Your code is likely getting the error because of this line:
for i in list1[i][i]:
...
It is not clear what the value of i is when evaluating list[i][i], but it would not work regardless, because what you would like to do is looping through your main list and also within each of its elements, which are also lists.
While you could figure this out with explicit indexing, Python offers you a better approach, namely looping through the elements directly.
Most importantly, in general, your regular expression approach would not be working because:
re.sub('x', ', ', list1[0][0])
is actually producing a string, which when printed, looks identical to the way Python would print a list of numbers, but it is not a list of numbers!

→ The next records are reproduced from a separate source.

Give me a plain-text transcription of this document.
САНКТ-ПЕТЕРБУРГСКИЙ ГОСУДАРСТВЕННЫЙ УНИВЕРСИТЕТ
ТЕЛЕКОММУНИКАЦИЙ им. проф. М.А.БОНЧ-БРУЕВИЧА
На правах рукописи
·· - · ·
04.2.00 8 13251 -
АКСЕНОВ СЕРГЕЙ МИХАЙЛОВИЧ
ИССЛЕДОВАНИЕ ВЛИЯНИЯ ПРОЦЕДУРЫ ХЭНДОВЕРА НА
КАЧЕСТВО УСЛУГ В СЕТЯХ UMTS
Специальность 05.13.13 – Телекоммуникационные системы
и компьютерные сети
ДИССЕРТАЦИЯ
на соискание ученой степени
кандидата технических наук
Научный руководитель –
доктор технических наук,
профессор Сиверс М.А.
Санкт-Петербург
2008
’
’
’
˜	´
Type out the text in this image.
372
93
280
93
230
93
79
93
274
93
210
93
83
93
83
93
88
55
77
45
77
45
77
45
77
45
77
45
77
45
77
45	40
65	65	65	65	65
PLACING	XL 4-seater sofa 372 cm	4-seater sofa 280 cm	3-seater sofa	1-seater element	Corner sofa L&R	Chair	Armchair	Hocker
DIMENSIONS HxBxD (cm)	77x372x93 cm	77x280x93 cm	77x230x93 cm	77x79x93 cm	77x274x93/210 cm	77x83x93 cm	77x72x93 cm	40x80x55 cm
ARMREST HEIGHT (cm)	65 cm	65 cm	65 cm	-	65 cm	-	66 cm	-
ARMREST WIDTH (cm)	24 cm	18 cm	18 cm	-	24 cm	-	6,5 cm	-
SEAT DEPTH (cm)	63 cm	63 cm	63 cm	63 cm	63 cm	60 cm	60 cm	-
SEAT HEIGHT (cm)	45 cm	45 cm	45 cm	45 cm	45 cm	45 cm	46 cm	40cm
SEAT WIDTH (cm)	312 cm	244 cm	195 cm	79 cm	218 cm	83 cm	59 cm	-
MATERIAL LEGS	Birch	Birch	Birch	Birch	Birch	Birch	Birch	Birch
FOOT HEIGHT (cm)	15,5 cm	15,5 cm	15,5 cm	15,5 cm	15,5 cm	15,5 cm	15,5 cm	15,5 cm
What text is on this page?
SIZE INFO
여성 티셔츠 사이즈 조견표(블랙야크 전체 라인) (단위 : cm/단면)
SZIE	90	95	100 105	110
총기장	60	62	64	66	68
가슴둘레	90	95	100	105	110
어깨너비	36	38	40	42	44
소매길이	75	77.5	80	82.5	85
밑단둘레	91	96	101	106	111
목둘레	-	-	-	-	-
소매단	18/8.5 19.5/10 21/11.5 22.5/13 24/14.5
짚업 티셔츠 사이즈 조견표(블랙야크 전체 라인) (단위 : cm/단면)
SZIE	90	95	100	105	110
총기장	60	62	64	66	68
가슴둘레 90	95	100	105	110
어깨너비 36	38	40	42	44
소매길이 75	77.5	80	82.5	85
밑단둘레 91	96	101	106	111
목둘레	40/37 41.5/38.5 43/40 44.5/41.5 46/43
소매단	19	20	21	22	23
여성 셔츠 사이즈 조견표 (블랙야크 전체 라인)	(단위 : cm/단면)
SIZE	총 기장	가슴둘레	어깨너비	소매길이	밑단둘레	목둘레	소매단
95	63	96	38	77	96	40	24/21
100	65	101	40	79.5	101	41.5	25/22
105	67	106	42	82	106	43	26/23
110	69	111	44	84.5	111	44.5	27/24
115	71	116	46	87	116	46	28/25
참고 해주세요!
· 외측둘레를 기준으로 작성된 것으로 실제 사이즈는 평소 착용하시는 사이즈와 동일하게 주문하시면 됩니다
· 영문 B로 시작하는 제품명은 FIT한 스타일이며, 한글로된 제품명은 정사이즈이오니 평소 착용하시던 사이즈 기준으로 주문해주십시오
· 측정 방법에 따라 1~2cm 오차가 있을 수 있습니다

What you want to do instead is to convert your string to a numeric type.
If all you need is a list of floats, then just casting a valid text representation of a float would do the trick e.g. float('1.5') == 1.5. The same would hold for int, e.g. int('432') == 432 (but int('1.5') will raise a ValueError).

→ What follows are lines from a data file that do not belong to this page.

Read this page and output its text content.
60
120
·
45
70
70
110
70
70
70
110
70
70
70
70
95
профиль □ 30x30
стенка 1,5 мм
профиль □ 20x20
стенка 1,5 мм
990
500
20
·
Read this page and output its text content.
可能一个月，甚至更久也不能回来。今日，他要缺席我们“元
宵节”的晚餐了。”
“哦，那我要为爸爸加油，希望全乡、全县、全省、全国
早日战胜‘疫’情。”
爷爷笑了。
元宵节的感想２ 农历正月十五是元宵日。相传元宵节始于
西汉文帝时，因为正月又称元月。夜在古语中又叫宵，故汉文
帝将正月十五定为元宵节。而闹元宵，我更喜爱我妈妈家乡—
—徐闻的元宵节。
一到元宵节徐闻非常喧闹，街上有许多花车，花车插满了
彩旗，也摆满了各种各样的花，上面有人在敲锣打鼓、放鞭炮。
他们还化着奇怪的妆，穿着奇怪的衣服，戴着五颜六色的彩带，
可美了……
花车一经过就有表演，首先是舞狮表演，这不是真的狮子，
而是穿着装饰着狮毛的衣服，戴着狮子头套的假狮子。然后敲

If you want to have different objects for ints and floats, as your expected output indicates, you could just first try to convert to int and if that fails, convert to float:
def to_number(value):
try:
value = int(value)
except ValueError:
value = float(value)
finally:
return value
With this in mind, you now need to make sure that the input of that function is going to be a string with a number.

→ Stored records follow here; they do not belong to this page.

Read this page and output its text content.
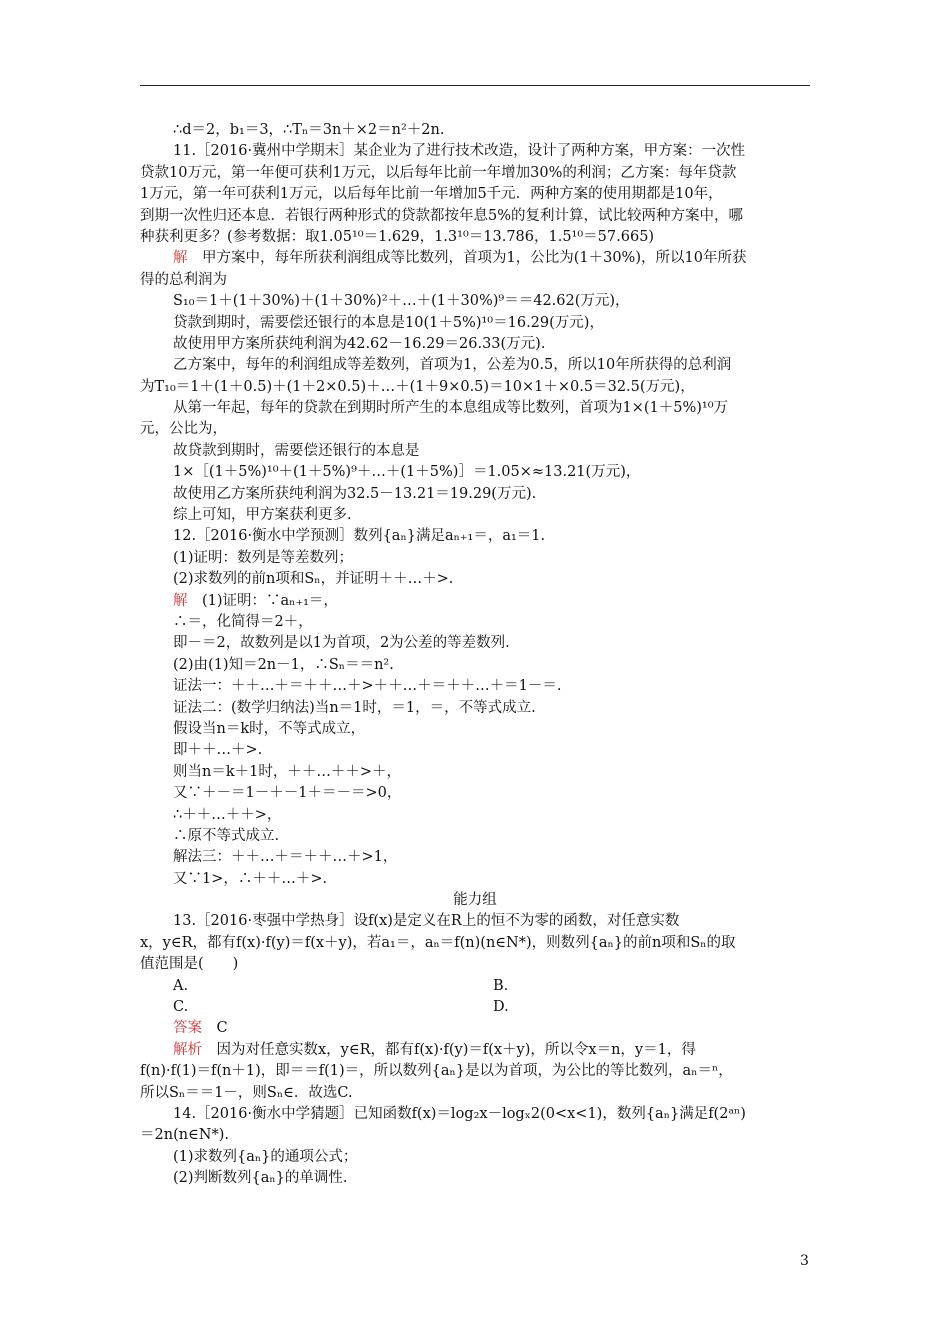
∴d＝2，b₁＝3，∴Tₙ＝3n＋×2＝n²＋2n.
11.［2016·冀州中学期末］某企业为了进行技术改造，设计了两种方案，甲方案：一次性
贷款10万元，第一年便可获利1万元，以后每年比前一年增加30%的利润；乙方案：每年贷款
1万元，第一年可获利1万元，以后每年比前一年增加5千元．两种方案的使用期都是10年，
到期一次性归还本息．若银行两种形式的贷款都按年息5%的复利计算，试比较两种方案中，哪
种获利更多？(参考数据：取1.05¹⁰＝1.629，1.3¹⁰＝13.786，1.5¹⁰＝57.665)
解　甲方案中，每年所获利润组成等比数列，首项为1，公比为(1＋30%)，所以10年所获
得的总利润为
S₁₀＝1＋(1＋30%)＋(1＋30%)²＋…＋(1＋30%)⁹＝＝42.62(万元)，
贷款到期时，需要偿还银行的本息是10(1＋5%)¹⁰＝16.29(万元)，
故使用甲方案所获纯利润为42.62－16.29＝26.33(万元).
乙方案中，每年的利润组成等差数列，首项为1，公差为0.5，所以10年所获得的总利润
为T₁₀＝1＋(1＋0.5)＋(1＋2×0.5)＋…＋(1＋9×0.5)＝10×1＋×0.5＝32.5(万元)，
从第一年起，每年的贷款在到期时所产生的本息组成等比数列，首项为1×(1＋5%)¹⁰万
元，公比为，
故贷款到期时，需要偿还银行的本息是
1×［(1＋5%)¹⁰＋(1＋5%)⁹＋…＋(1＋5%)］＝1.05×≈13.21(万元)，
故使用乙方案所获纯利润为32.5－13.21＝19.29(万元).
综上可知，甲方案获利更多.
12.［2016·衡水中学预测］数列{aₙ}满足aₙ₊₁＝，a₁＝1.
(1)证明：数列是等差数列；
(2)求数列的前n项和Sₙ，并证明＋＋…＋>.
解　(1)证明：∵aₙ₊₁＝，
∴＝，化简得＝2＋，
即－＝2，故数列是以1为首项，2为公差的等差数列.
(2)由(1)知＝2n－1，∴Sₙ＝＝n².
证法一：＋＋…＋＝＋＋…＋>＋＋…＋＝＋＋…＋＝1－＝.
证法二：(数学归纳法)当n＝1时，＝1，＝，不等式成立.
假设当n＝k时，不等式成立，
即＋＋…＋>.
则当n＝k＋1时，＋＋…＋＋>＋，
又∵＋－＝1－＋－1＋＝－＝>0，
∴＋＋…＋＋>，
∴原不等式成立.
解法三：＋＋…＋＝＋＋…＋>1，
又∵1>，∴＋＋…＋>.
能力组
13.［2016·枣强中学热身］设f(x)是定义在R上的恒不为零的函数，对任意实数
x，y∈R，都有f(x)·f(y)＝f(x＋y)，若a₁＝，aₙ＝f(n)(n∈N*)，则数列{aₙ}的前n项和Sₙ的取
值范围是(　　)
A.	B.
C.	D.
答案　C
解析　因为对任意实数x，y∈R，都有f(x)·f(y)＝f(x＋y)，所以令x＝n，y＝1，得
f(n)·f(1)＝f(n＋1)，即＝＝f(1)＝，所以数列{aₙ}是以为首项，为公比的等比数列，aₙ＝ⁿ，
所以Sₙ＝＝1－，则Sₙ∈．故选C.
14.［2016·衡水中学猜题］已知函数f(x)＝log₂x－logₓ2(0<x<1)，数列{aₙ}满足f(2ᵃⁿ)
＝2n(n∈N*).
(1)求数列{aₙ}的通项公式；
(2)判断数列{aₙ}的单调性.
3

Obviously, 1x2 or even 1, 2 are not, i.e. both int('1x2') and int('1, 2') (or with float instead of int) would rise a ValueError.
However, Python offers a simple way of parsing (well, splitting) that string in such a way that you would get '1' and '2' in a list:
'1x2'.split('x') == ['1', '2']
This also has the rather benign behavior of gracefully producing a consistent output even if you apply this to a text not containing the char to split, e.g.:
'1'.split('x') == ['1']
With all this building blocks, it is now possible to craft a sensible solution (making heavy use of list comprehensions):
list2 = [
[to_number(x) for elem in inner_list for x in elem.split('x')]
for inner_list in list1]
print(list2)
# [[2.6, 3.65], [], [2, 2.9, 1.7, 2.5, 1.3]]
(EDIT: added a number of explanations and wrote the code fully as list comprehensions).